I read your article on Hamed Diallo’s family vacation to Niamey, Niger, that was spoiled by a coup in that nation (”How a coup capsized Hamed Diallo’s family vacation, forcing the Havre de Grace soccer star to miss the start of the season,” Oct. 26).
This young soccer standout from Havre De Grace High School shows us how immigration invigorates and elevates America, and how and why vilification of new arrivals to this country is an exercise in prejudice and pettiness that keeps people like Hamed Diallo out, to the detriment of America.
At the end of your article, Diallo says of the coup in Niger that kept his own nuclear family on pins and needles during a recent visit to extended family there, “It is eye opening to know that these types of things [coups] are going on in the world and a lot of people here are oblivious to it.” He goes on to say, “I think the ultimate lesson I learned is that life is often taken for granted. Like just be thankful for whatever you have no matter what.” I agree.
But lest we forget, on Jan. 6, 2021, America suffered a near coup, in the form of an insurrection that happened within the Capitol building, an alternate slate of electors already picked out as part of a conspiracy to defeat the lawfully chosen president, Joe Biden.
Lest we forget that near coup was engineered by Donald Trump, our previous president who was unwilling to pass the baton to Joe Biden, but instead wanted to remain in power with the help of his Department of Justice and a handful of lawyers who interpreted the Constitution for him as he wanted to see it rewritten, not as it was actually written.
Many Republicans, including Vice President Mike Pence, foiled Mr. Trump’s elaborate scheme, as did our military by refusing to participate in this dreadful incident. But Donald Trump’s foot soldiers, the Proud Boys and the Oath Keepers and all the rest of his mesmerized, unthinking followers, attacked the Capitol anyway, defacing the building and hunting for Mr. Pence and members of Congress, with ferocity and furor, lest we forget.
Trump’s slogan was a short, sweet and catchy lie: Stop the Steal. It was a jingle that captivated a segment of America that still believes their patron saint, Trump, won in 2020 though such patron saints are more compatible with authoritarianism than with democracy.

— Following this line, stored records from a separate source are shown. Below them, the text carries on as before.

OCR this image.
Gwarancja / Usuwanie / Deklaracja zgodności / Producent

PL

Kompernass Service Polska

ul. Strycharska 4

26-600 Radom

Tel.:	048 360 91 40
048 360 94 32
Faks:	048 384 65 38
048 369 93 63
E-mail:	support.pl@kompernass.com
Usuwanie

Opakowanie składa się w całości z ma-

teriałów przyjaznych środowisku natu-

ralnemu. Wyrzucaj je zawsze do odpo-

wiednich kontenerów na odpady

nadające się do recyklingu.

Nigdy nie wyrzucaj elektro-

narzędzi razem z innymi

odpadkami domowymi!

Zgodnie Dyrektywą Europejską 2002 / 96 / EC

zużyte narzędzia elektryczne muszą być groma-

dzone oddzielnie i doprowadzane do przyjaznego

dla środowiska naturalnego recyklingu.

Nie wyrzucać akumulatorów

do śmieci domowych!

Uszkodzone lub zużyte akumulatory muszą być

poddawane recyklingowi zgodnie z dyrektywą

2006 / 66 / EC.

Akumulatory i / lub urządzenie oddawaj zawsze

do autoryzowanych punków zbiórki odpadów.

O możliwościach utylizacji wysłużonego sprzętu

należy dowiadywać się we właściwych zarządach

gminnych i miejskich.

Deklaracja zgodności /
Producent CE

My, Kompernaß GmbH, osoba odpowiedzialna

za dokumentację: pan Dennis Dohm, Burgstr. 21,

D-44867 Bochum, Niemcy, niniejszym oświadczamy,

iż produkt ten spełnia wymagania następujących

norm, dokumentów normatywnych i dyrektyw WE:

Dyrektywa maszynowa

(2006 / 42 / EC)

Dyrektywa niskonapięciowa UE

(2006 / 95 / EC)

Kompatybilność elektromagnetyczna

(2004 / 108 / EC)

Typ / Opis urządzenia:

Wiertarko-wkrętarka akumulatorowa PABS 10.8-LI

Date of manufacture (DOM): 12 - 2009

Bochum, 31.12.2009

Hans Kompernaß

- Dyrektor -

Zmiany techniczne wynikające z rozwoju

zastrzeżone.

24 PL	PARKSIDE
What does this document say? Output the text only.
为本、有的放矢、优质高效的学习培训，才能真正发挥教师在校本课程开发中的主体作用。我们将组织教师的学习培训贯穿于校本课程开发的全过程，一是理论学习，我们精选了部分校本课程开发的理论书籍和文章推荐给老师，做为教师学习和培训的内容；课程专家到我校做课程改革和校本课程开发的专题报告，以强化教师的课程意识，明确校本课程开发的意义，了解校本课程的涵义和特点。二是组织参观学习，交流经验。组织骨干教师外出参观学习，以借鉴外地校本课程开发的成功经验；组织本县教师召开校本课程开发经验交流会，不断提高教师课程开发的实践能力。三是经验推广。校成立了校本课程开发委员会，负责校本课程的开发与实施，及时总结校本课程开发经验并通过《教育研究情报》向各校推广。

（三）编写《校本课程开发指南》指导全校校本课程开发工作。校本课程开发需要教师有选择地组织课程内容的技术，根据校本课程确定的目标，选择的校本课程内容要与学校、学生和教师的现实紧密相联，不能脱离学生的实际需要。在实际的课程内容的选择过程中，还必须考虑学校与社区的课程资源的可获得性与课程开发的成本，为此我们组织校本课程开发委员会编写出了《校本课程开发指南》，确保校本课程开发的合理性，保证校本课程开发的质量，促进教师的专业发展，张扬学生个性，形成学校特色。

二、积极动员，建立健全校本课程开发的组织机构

To Hamed Diallo and his family I say, coups and political turmoil happen not just in Niger, but one such coup was attempted in the USA in 2021, and it reverberates, right now, across America and could be replayed if we are not vigilant.
Niger’s ousted president Mohamed Bazoum remains under house arrest. Niger’s constitution was suspended by the military and Gen. Abdourahmane Tchiani, unelected, has declared to the people of Niger that he’s in charge.
Lest we forget, that is what Donald Trump wanted to do, right here, allowing people to scream at his rallies, “Lock her up!” enthusiastically about Hillary Clinton, while his very first National Security adviser, Michael Flynn, joined in the chorus.
Donald Trump has shown us who he is. Like Niger’s men of the military who have put Bazoum — who was properly elected — in prison, Donald Trump has told us he thinks it’s perfectly all right to throw his opponents in prison. He is amused and agreeable when his followers think it’s fun to chant a slogan that says so.
But there are many still under the thrall of Donald Trump. When it comes to the precariousness of democracies across the world, I wish I could say with confidence, “Thank God, I don’t live in Niamey, Niger. Thank God I live in America.”
But I know that after Jan. 6, even a seasoned democracy such as America is only as good as the people at the top being moral beacons, not merely yes men and women scared of incurring the wrath of a demagogue and a liar; only as good as a man such as that having no followers whatsoever.